PS. Materacyk też mamy lateksowy właśnie, jeden z lepszych. Ale problem występuje niezlaneznie od tego czy córka śpi z nami w lóżku czy obok w łóżeczku. Zawsze to samo. Na plecach nie zaśnie w ogóle bez otulenia...może dla niektórych to jest śmieszne że martwię się o swoj sen, ale uważam że to dziwny problem bo córka zasypia ładnie i dość szybko tylko to wybudzanie się... 

Odnośnik do komentarza
Gość Kasia R.

Hej. Ja mam tak samo - córeczka ma 2 miechy skończone i wybudza się w dzien machajac łapkami- kładę na brzuszku zeby chociaz troszke jej przyblokowac ręce... brzmi może strasznie ale tak jest. Tylko moja musi zasypiać na rękach u mnie dodatkowo. Zasnie,  kładę ja - 10, 15 min i znowu to samo- wybudzanie.  Tylko u mnie to kwestia tego czemu w ogóle się wybudza... U nas najprawdopodobniej wybudza się przez refluks (mamy zdiagnozowany), może być też przez brzuszek (puszcza często głośno baczki).  Może u Ciebie też coś po prostu jej przeszkadza/boli/denerwuje i dlatego się rozbudza i zaczyna machać rączkami i przez to się budzi (tak niestety mają maluchy). Ja probowalam jeszcze tych otulaczy- tulika i woombie. One otulaja Ale mam wrażenie że głównie chodzi w nich o blokowanie raczek żeby właśnie dzieci się nie wybudzaly nimi 😉 nie wiem czy to kwestia poczucia bezpieczenstwa czy to pic na wode 😉 może spróbuj.  Ale jak dla mnie (mogę się mylić- mówię z własnego doswiadczenia) to kwestia czemu w ogóle dziecko się budzi Ze snu kiedy ewidentnie chce mu się spać..  moim zdaniem coś tam po prostu przeszkadza (tak jak napisałam wyzej). Może jeszcze jelita nie pracują dobrze i pobolewa,  refluksik (też popularne że się cofa pokarm i może to być nieprzyjemne dla dziecka) czy też coś innego. Miejmy nadzieję,  że to przejdzie - a  przejdzie na pewno  - i będzie lepiej 😉 A płacze jak się budzi ? Czy nie? Może spróbuj tego otulacza póki co. No.musicie też spać.wiex trzeba sobie jakos radzić 😉 powodzenia i trzymam kciuki..

Odnośnik do komentarza

Kasia R. Dzięki za odpowiedź 🙂 otulacz woombie już mamy drugi, pierwszy do 3 m teraz już od 3-6 m używamy, ale nie pomaga tak dobrze jak pieluszka.

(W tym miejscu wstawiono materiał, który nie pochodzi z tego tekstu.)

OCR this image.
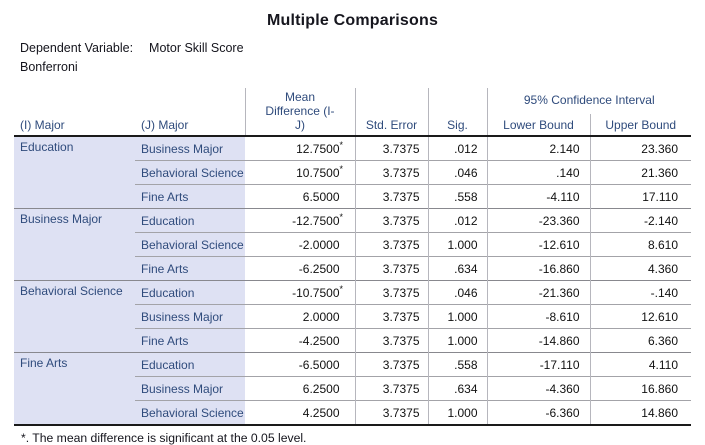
Multiple Comparisons
Dependent Variable: Motor Skill Score
Bonferroni
(I) Major	(J) Major	Mean Difference (I-J)	Std. Error	Sig.	95% Confidence Interval	
					Lower Bound	Upper Bound
Education	Business Major	12.7500*	3.7375	.012	2.140	23.360
	Behavioral Science	10.7500*	3.7375	.046	.140	21.360
	Fine Arts	6.5000	3.7375	.558	-4.110	17.110
Business Major	Education	-12.7500*	3.7375	.012	-23.360	-2.140
	Behavioral Science	-2.0000	3.7375	1.000	-12.610	8.610
	Fine Arts	-6.2500	3.7375	.634	-16.860	4.360
Behavioral Science	Education	-10.7500*	3.7375	.046	-21.360	-.140
	Business Major	2.0000	3.7375	1.000	-8.610	12.610
	Fine Arts	-4.2500	3.7375	1.000	-14.860	6.360
Fine Arts	Education	-6.5000	3.7375	.558	-17.110	4.110
	Business Major	6.2500	3.7375	.634	-4.360	16.860
	Behavioral Science	4.2500	3.7375	1.000	-6.360	14.860
*. The mean difference is significant at the 0.05 level.
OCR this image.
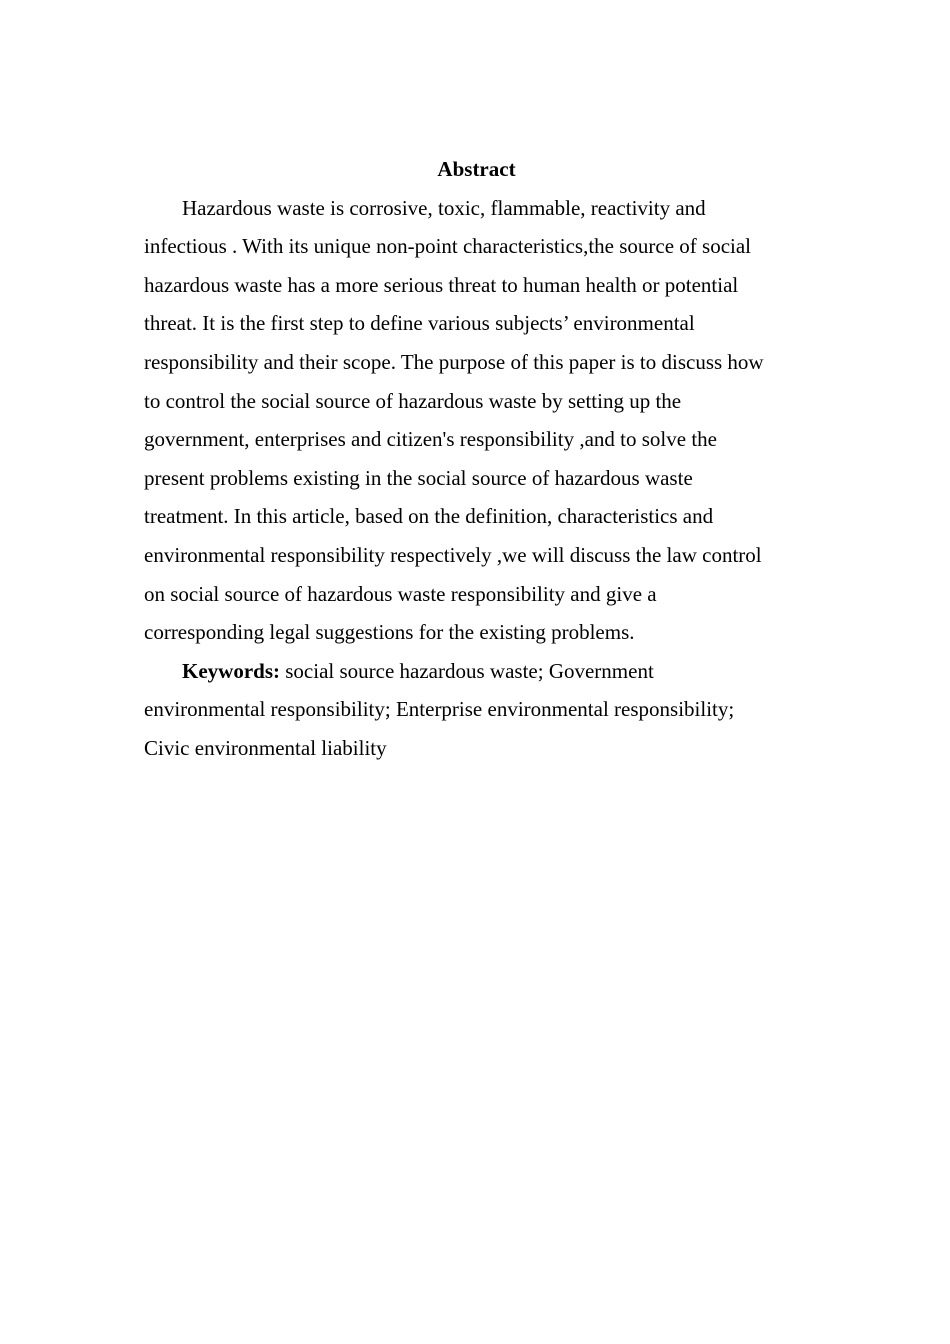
Abstract
Hazardous waste is corrosive, toxic, flammable, reactivity and
infectious . With its unique non-point characteristics,the source of social
hazardous waste has a more serious threat to human health or potential
threat. It is the first step to define various subjects’ environmental
responsibility and their scope. The purpose of this paper is to discuss how
to control the social source of hazardous waste by setting up the
government, enterprises and citizen's responsibility ,and to solve the
present problems existing in the social source of hazardous waste
treatment. In this article, based on the definition, characteristics and
environmental responsibility respectively ,we will discuss the law control
on social source of hazardous waste responsibility and give a
corresponding legal suggestions for the existing problems.
Keywords: social source hazardous waste; Government
environmental responsibility; Enterprise environmental responsibility;
Civic environmental liability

Oczywiście kładę ja tak na skos żeby dzidzia miała troszkę luzu przy ruchach ale żeby spać w nocy rączki bron Boże nie mogą wyjść na wierzch... Ehh oby się skończyło bo to jedyny taki mój problem z dzieckiem a jak nie wiemy co jest przyczyną to już w ogóle stresuje i denerwuje niewiedza i brak możliwości żeby coś poradzić. Pozdrawiam 

Odnośnik do komentarza

Nie chce was straszyć bo to indywidualne przypadki Ale mój ma 13 miesięcy spi dobrze od21 do 2 W nocy później macha rękoma nogami wstaje przekreca się kosmos ogólny. Jak to otulalam to jeszcze większy krzyk I niezadowolenie bo nie mógł się obrócić  .... cóż kawa 3 razy dziennie I do przodu... 

Odnośnik do komentarza
Gość Zakochana

No ja też bym chętnie dowiedziała się jak temu zaradzić.  Jakbym czytala o swoim dziecku. Mój synek ma prawie 8 m-cy i nadal mu nie przeszło.  Nie potrafi zapaść w głęboki sen, wubudza się po 20-30 min.   W nocy śpi 1-1,5. Nakmniejszy halas go budzi, nawet ja na lozku nie moge sie przewrocic na drugi bok bo to potrafi to znudzić. A już szeptanie to zaraz oczy jak 5 zł. Jestem zmęczona ale wszędzie słyszę że niektóre dzieci tak mają i kiedyś mu przejdzie.... jedynie od 2 m-cy udaje się go uśpić na dłużej na spacerze ale śpi dopóki wózek jedzie. Lulanie przód tył nie wchodzi w rachubę.  Tylko nie zawsze pogoda pozwala na spacer A pozatym przecież w nocy spacerować nie będę  😕

Odnośnik do komentarza

Czyli widzę że to jednak nie tylko nasz problem...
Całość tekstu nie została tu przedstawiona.